En la presentación de los resultados que ha hecho este mes de marzo el secretario general de la OCDE, Ángel Gurría, hay un dato que, a mi juicio, sobresale: el paro juvenil está próximo al 43%, o si se prefiere, alcanza una cifra que es superior al doble de la tasa de desempleo. Como se puede comprobar en los datos de este organismo, la proporción no es significativamente diferente de la que ha venido siendo en la última década pero, no por ello, la cifra deja de ser un escándalo.
La situación afecta a todos, también a los jóvenes con formación universitaria, como hemos mostrado en Critica más de una vez, evidenciando la necesidad de emigrar a otros países para encontrar un empleo o compitiendo muy duramente con formación de excelencia para lograr becas o contratos precarios. Pero los dramas mayores los viven los jóvenes que no tienen tanta formación y las familias de éstos. Una vez más, todos los caminos llevan a Roma, y en esta cuestión, Roma es la educación, la escuela.
Los datos de abandono escolar son escalofriantes. La tasa de abandono escolar en España es de un 20% cuando la media en la UE es de un 11%. ¿Qué nos pasa? La sociedad ha ido generando espacios por iniciativa de grupos y entidades sensibles a esta realidad, donde algunos jóvenes retoman un asegunda oportunidad de formación que les abre al mundo del trabajo. Conozco desde dentro el esfuerzo, la creatividad y la dedicación que esto supone. Pero no nos confundamos. Estos ejemplos son luciérnagas que, en la noche, indican el camino a seguir, pero no son la solución a un problema cuya magnitud está clamando por unos modelos nuevos y flexibles en la educación formal. Cada nueva ley ha ofrecido propuestas que buscaban ser válidas y adecuados a la realidad de su momento y siempre ha habido profesores que han ofrecido lo mejor de su creatividad y bienhacer. El presente reclama algo nuevo, que aúne voluntades y que recupere las vocaciones de los que se sienten con ganas de ser maestros y no solo profesionales de la enseñanza.

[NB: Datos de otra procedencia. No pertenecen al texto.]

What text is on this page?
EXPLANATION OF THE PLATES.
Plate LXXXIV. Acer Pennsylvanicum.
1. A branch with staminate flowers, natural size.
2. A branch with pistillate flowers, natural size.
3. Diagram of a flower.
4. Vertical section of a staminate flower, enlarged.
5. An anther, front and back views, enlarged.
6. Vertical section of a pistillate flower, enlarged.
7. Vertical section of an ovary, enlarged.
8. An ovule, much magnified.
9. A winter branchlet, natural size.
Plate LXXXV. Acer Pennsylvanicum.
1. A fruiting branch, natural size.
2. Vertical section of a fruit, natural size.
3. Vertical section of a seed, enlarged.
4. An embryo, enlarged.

Hubo un tiempo, no lejano, en que hablábamos de la generación ni, ni. Esa generación nos llevó al 15M y hoy una buena parte de ellos han encontrado su acomodo en la política y en sus currícula aparece la palabra activista en la casilla de la profesión. De la calidad de las propuestas y de los argumentos que escuchamos en los Parlamentos y en los demás foros políticos no podemos inferir que la cuestión esté en vías de encontrar una solución. El pacto educativo sigue sin ver horizontes de viabilidad, el desánimo de los docentes va en aumento, y no es menor en los alumnos la falta de motivación, el desinterés por la cultura escrita, la dificultad de ponerse de acuerdo en una jerarquía de valores entre unos y otros, la intolerancia, el miedo a la diversidad… Junto a todo ello, son importantes los problemas en el interior de las aulas por comportamientos violentos o carentes de respeto de unos jóvenes para con otros, para con docentes y otro personal del centro. Todo ello no hace augurar que hayamos acertado, no ya en las metodologías de enseñanza, sino en ofrecer los ámbitos de valores humanos y cívicos donde construir una verdadera cultura de encuentro.

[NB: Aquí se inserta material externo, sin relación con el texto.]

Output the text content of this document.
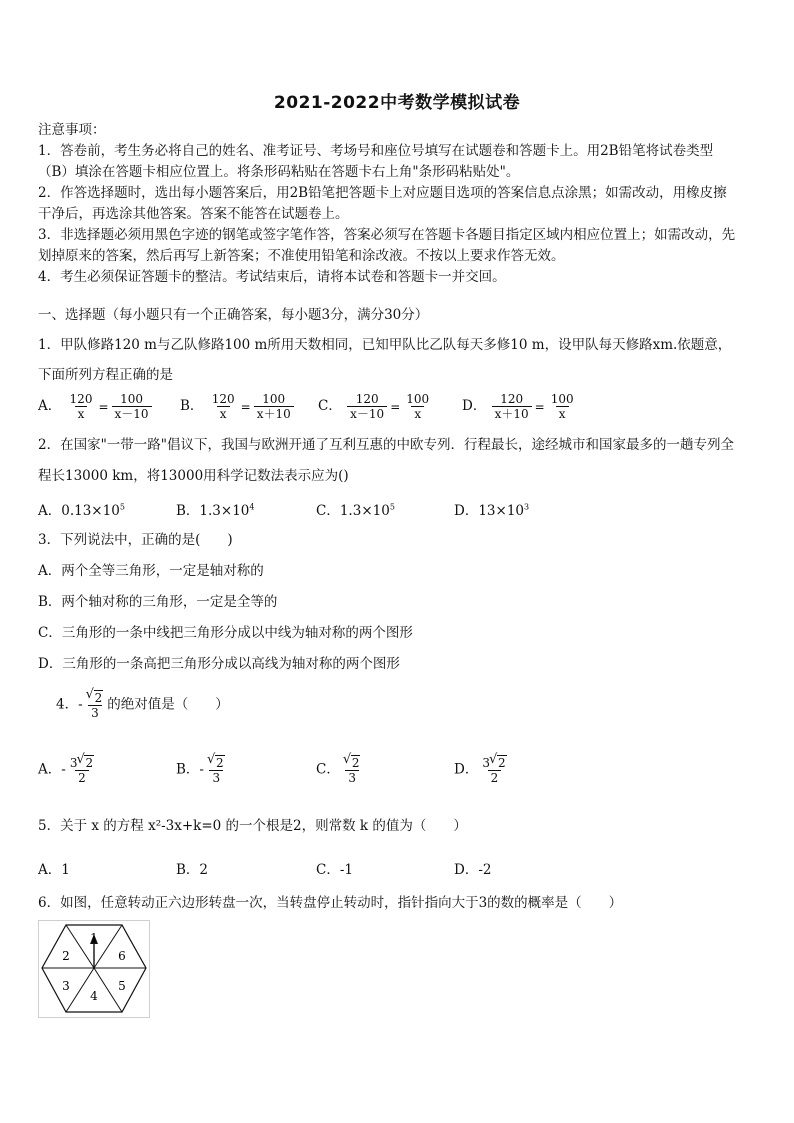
2021-2022中考数学模拟试卷
注意事项：
1．答卷前，考生务必将自己的姓名、准考证号、考场号和座位号填写在试题卷和答题卡上。用2B铅笔将试卷类型
（B）填涂在答题卡相应位置上。将条形码粘贴在答题卡右上角"条形码粘贴处"。
2．作答选择题时，选出每小题答案后，用2B铅笔把答题卡上对应题目选项的答案信息点涂黑；如需改动，用橡皮擦
干净后，再选涂其他答案。答案不能答在试题卷上。
3．非选择题必须用黑色字迹的钢笔或签字笔作答，答案必须写在答题卡各题目指定区域内相应位置上；如需改动，先
划掉原来的答案，然后再写上新答案；不准使用铅笔和涂改液。不按以上要求作答无效。
4．考生必须保证答题卡的整洁。考试结束后，请将本试卷和答题卡一并交回。
一、选择题（每小题只有一个正确答案，每小题3分，满分30分）
1．甲队修路120 m与乙队修路100 m所用天数相同，已知甲队比乙队每天多修10 m，设甲队每天修路xm.依题意，
下面所列方程正确的是
A． $\frac{120}{x} = \frac{100}{x-10}$ B． $\frac{120}{x} = \frac{100}{x+10}$ C． $\frac{120}{x-10} = \frac{100}{x}$ D． $\frac{120}{x+10} = \frac{100}{x}$
2．在国家"一带一路"倡议下，我国与欧洲开通了互利互惠的中欧专列．行程最长，途经城市和国家最多的一趟专列全
程长13000 km，将13000用科学记数法表示应为()
A．$0.13\times 10^5$	B．$1.3\times 10^4$	C．$1.3\times 10^5$	D．$13\times 10^3$
3．下列说法中，正确的是(　　)
A．两个全等三角形，一定是轴对称的
B．两个轴对称的三角形，一定是全等的
C．三角形的一条中线把三角形分成以中线为轴对称的两个图形
D．三角形的一条高把三角形分成以高线为轴对称的两个图形
4．- √ $\frac{2}{3}$ 的绝对值是（　　）
A．- $\frac{3 √ 2}{2}$	B．- √ $\frac{2}{3}$	C． √ $\frac{2}{3}$	D． $\frac{3 √ 2}{2}$
5．关于 x 的方程 x²-3x+k=0 的一个根是2，则常数 k 的值为（　　）
A．1	B．2	C．-1	D．-2
6．如图，任意转动正六边形转盘一次，当转盘停止转动时，指针指向大于3的数的概率是（　　）
1
2
3
4
5
6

Pero nos engañaríamos si la solución del problema lo buscamos únicamente en la escuela. El fracaso escolar hace sonar todas las alarmas de otro ámbito, la familia, víctima sufriente de la crisis y de la precariedad del empleo que se viene creando. No hay tiempo para acompañar a los hijos, y cuando lo hay, el ánimo no está en el mejor momento para ofrecer estímulos a los más jóvenes.
Los medios de comunicación y las redes, son además muy importantes, pero la escuela y la familia son los catalizadores de una tragedia anunciada, cuyas señales están empezando a golpear a las puertas de nuestra sociedad con señales que no queremos ver ni nos atrevemos a descifrar.
Todos estamos invitados, no solo la escuela y la familia a generar ambientes que posibiliten a los niños, adolescentes y jóvenes el desarrollo en cada cual de esa zona de humanidad que reconoce en el otro a alguien a quien respetar, con quien colaborar, con quien disentir con argumentos, a quien, llegado el momento, saber perdonar. ¿Nos despertaremos del sueño?